BadUSB exploit: Is your USB device spying on you or stealing your data?

Unprotected firmware -- hard-coded programming code -- rests at the heart of every USB device, and there's virtually nothing anyone can do to stop malicious software from corrupting that code to control all infected devices, indefinitely.

A pair of researchers have created BadUSB, a proof-of-concept virus, to show how malicious software that attacks USB firmware can persist through reformatting efforts and antivirus scans to enslave USB devices, ranging from smartphones and digital cameras to keyboards and mice.

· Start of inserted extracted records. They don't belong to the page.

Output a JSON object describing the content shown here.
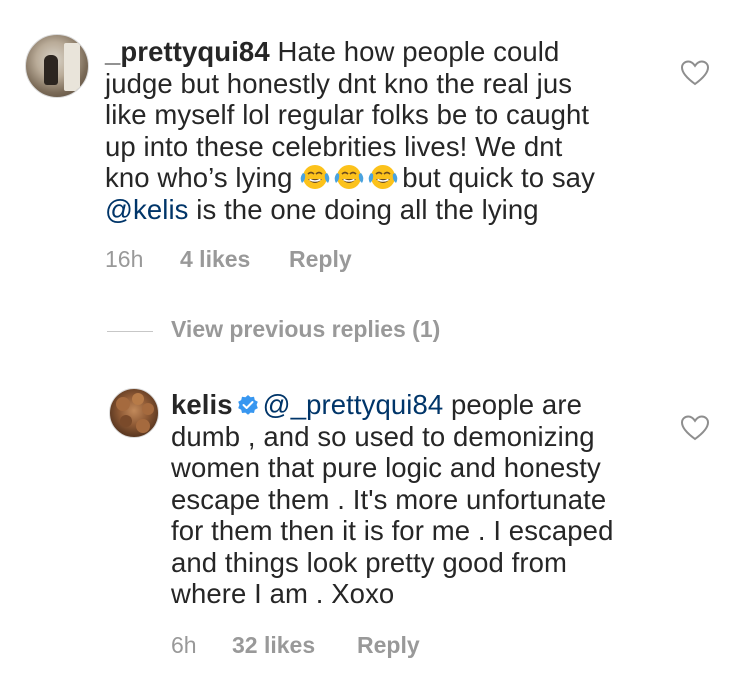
{
  "comments": [
    {
      "username": "_prettyqui84",
      "lines": [
        "Hate how people could",
        "judge but honestly dnt kno the real jus",
        "like myself lol regular folks be to caught",
        "up into these celebrities lives! We dnt",
        "kno who’s lying",
        "but quick to say",
        "@kelis",
        " is the one doing all the lying"
      ],
      "emoji": "face-with-tears-of-joy",
      "time": "16h",
      "likes": "4 likes",
      "reply": "Reply"
    },
    {
      "username": "kelis",
      "mention": "@_prettyqui84",
      "lines": [
        "people are",
        "dumb , and so used to demonizing",
        "women that pure logic and honesty",
        "escape them . It's more unfortunate",
        "for them then it is for me . I escaped",
        "and things look pretty good from",
        "where I am . Xoxo"
      ],
      "time": "6h",
      "likes": "32 likes",
      "reply": "Reply"
    }
  ],
  "view_previous": "View previous replies (1)",
  "colors": {
    "text": "#262626",
    "meta": "#999999",
    "mention": "#003569",
    "verified": "#3897f0",
    "heart": "#8e8e8e"
  },
  "icons": [
    "heart-icon",
    "verified-badge-icon",
    "face-with-tears-of-joy"
  ]
}
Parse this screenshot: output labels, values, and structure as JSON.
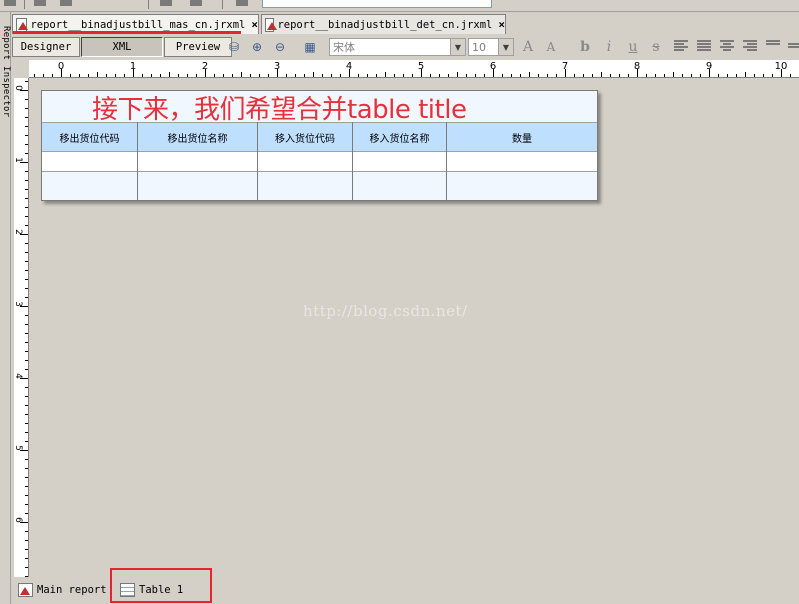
{
  "file_tabs": [
    {
      "label": "report__binadjustbill_mas_cn.jrxml",
      "close": "×",
      "active": true
    },
    {
      "label": "report__binadjustbill_det_cn.jrxml",
      "close": "×",
      "active": false
    }
  ],
  "left_panel": {
    "label": "Report Inspector"
  },
  "view_buttons": {
    "designer": "Designer",
    "xml": "XML",
    "preview": "Preview"
  },
  "toolbar": {
    "font_name": "宋体",
    "font_size": "10"
  },
  "ruler": {
    "h_numbers": [
      "0",
      "1",
      "2",
      "3",
      "4",
      "5",
      "6",
      "7",
      "8",
      "9",
      "10"
    ],
    "v_numbers": [
      "0",
      "1",
      "2",
      "3",
      "4",
      "5",
      "6"
    ]
  },
  "annotation": "接下来，我们希望合并table title",
  "table": {
    "columns": [
      "移出货位代码",
      "移出货位名称",
      "移入货位代码",
      "移入货位名称",
      "数量"
    ]
  },
  "watermark": "http://blog.csdn.net/",
  "bottom_tabs": {
    "main": "Main report",
    "table": "Table 1"
  },
  "colors": {
    "accent_red": "#e8232f",
    "header_blue": "#bfdfff",
    "title_row": "#f0f7ff"
  }
}
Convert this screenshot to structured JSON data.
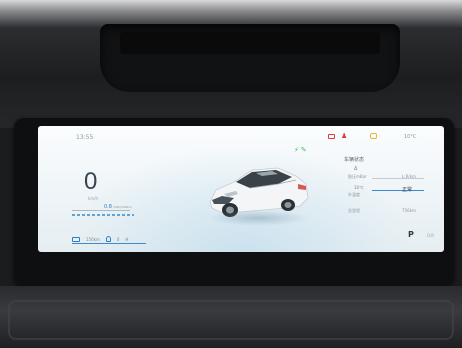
{
  "status": {
    "time": "13:55",
    "temperature": "10°C"
  },
  "speedometer": {
    "speed": "0",
    "unit": "km/h",
    "range_value": "0.8",
    "range_unit": "kWh/100km"
  },
  "bottom_strip": {
    "battery_range": "156km",
    "odometer": "0",
    "extra": "H"
  },
  "info_panel": {
    "title": "车辆状态",
    "rows": [
      {
        "symbol": "Δ",
        "left_label": "胎压mBar",
        "right_label": "L:R/km"
      },
      {
        "symbol": "10℃",
        "left_label": "外温度",
        "right_label": "正常"
      },
      {
        "symbol": "",
        "left_label": "总里程",
        "right_label": "756km"
      }
    ]
  },
  "gear": {
    "current": "P",
    "sub": "D/R"
  },
  "colors": {
    "accent_blue": "#3b8bd0",
    "warning_red": "#e13a3a",
    "warning_amber": "#e6b83a",
    "charge_green": "#3fbf6a"
  },
  "icons": {
    "charge_indicator": "⚡✎",
    "seatbelt_warning": "♟"
  }
}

Karsten Nohl, who, along with Jakob Lell, created BadUSB, said there was no way to access the firmware without asking the firmware for help to do so. If you ask the infected firmware if it has been compromised, it'll just lie and say everything is fine, said Nohl.

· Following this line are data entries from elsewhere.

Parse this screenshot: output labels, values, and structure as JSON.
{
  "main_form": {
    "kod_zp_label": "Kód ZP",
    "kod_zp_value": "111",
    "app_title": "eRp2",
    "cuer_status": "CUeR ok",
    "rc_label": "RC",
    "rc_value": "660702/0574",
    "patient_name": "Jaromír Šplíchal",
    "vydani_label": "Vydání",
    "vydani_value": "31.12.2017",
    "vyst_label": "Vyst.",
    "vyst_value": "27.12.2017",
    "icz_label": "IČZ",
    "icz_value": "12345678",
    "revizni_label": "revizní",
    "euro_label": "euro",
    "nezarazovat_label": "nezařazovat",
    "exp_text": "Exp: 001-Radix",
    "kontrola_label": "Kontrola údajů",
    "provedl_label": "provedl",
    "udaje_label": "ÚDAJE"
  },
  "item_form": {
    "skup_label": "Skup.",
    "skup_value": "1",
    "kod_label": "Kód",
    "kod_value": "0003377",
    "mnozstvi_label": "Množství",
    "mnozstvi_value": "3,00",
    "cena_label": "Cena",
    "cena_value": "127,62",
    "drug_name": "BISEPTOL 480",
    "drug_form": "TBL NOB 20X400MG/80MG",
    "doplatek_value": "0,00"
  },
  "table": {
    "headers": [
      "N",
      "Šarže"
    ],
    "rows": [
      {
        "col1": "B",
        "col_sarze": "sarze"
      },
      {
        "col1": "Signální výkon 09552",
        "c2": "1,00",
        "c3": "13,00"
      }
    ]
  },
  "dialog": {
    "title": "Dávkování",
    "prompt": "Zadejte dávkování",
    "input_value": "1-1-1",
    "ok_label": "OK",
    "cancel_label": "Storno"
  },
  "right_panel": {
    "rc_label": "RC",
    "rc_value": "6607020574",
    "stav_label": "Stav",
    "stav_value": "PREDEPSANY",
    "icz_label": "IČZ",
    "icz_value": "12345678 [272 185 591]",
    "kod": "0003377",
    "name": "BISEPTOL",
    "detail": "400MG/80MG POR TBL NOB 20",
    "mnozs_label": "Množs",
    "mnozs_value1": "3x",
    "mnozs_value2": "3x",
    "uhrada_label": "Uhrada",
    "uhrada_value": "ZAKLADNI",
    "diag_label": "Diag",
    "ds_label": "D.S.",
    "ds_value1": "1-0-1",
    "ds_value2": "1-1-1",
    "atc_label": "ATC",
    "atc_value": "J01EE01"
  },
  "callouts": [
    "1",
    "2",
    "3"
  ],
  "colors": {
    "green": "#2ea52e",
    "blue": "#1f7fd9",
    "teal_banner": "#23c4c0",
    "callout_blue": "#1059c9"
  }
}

Antivirus software can't scan device firmware and USB firewalls lack the ability to block devices by class, according to SRLabs, where Nohl is chief scientist. Re-installing an operating system or reformatting a hard drive may not rid a computer of firmware-based viruses -- which makes the threat even bigger than Apple's backdoor problem -- as the malicious software may infiltrate a computer's embedded USB devices or compromise the system's basic input-output system (BIOS) inside the motherboard.

The persistence of firmware-based attacks can take hold of a computer during the booting process and take control over system resources before the operating system even loads up, according to SRLabs. Inside the operating system, just about all of the infected computer's abilities can be bent to the will of the malicious software -- network cards can be altered to direct Internet sessions through malicious websites, keyboard strokes can be logged and the webcam can be hijacked.

"If you put anything into your USB [slot], it extends a lot of trust," Nohl said. "Whatever it is, there could always be some code running in that device that runs maliciously. Every time anybody connects a USB device to your computer, you fully trust them with your computer. It's the equivalent of [saying] 'here's my computer; I'm going to walk away for 10 minutes. Please don't do anything evil.' "

Infected computers and USB peripheral cans never be trusted again, according to SRLabs.

But there has been hope. SRLabs said it planned to release some proof-of-concept tools at the 2014 Black Hat Briefings, a cybersecurity conference in Las Vegas running Aug. 2-Aug. 7. Nohl and Lell will present BadUSB and reveal their suggestions for where protection should lie.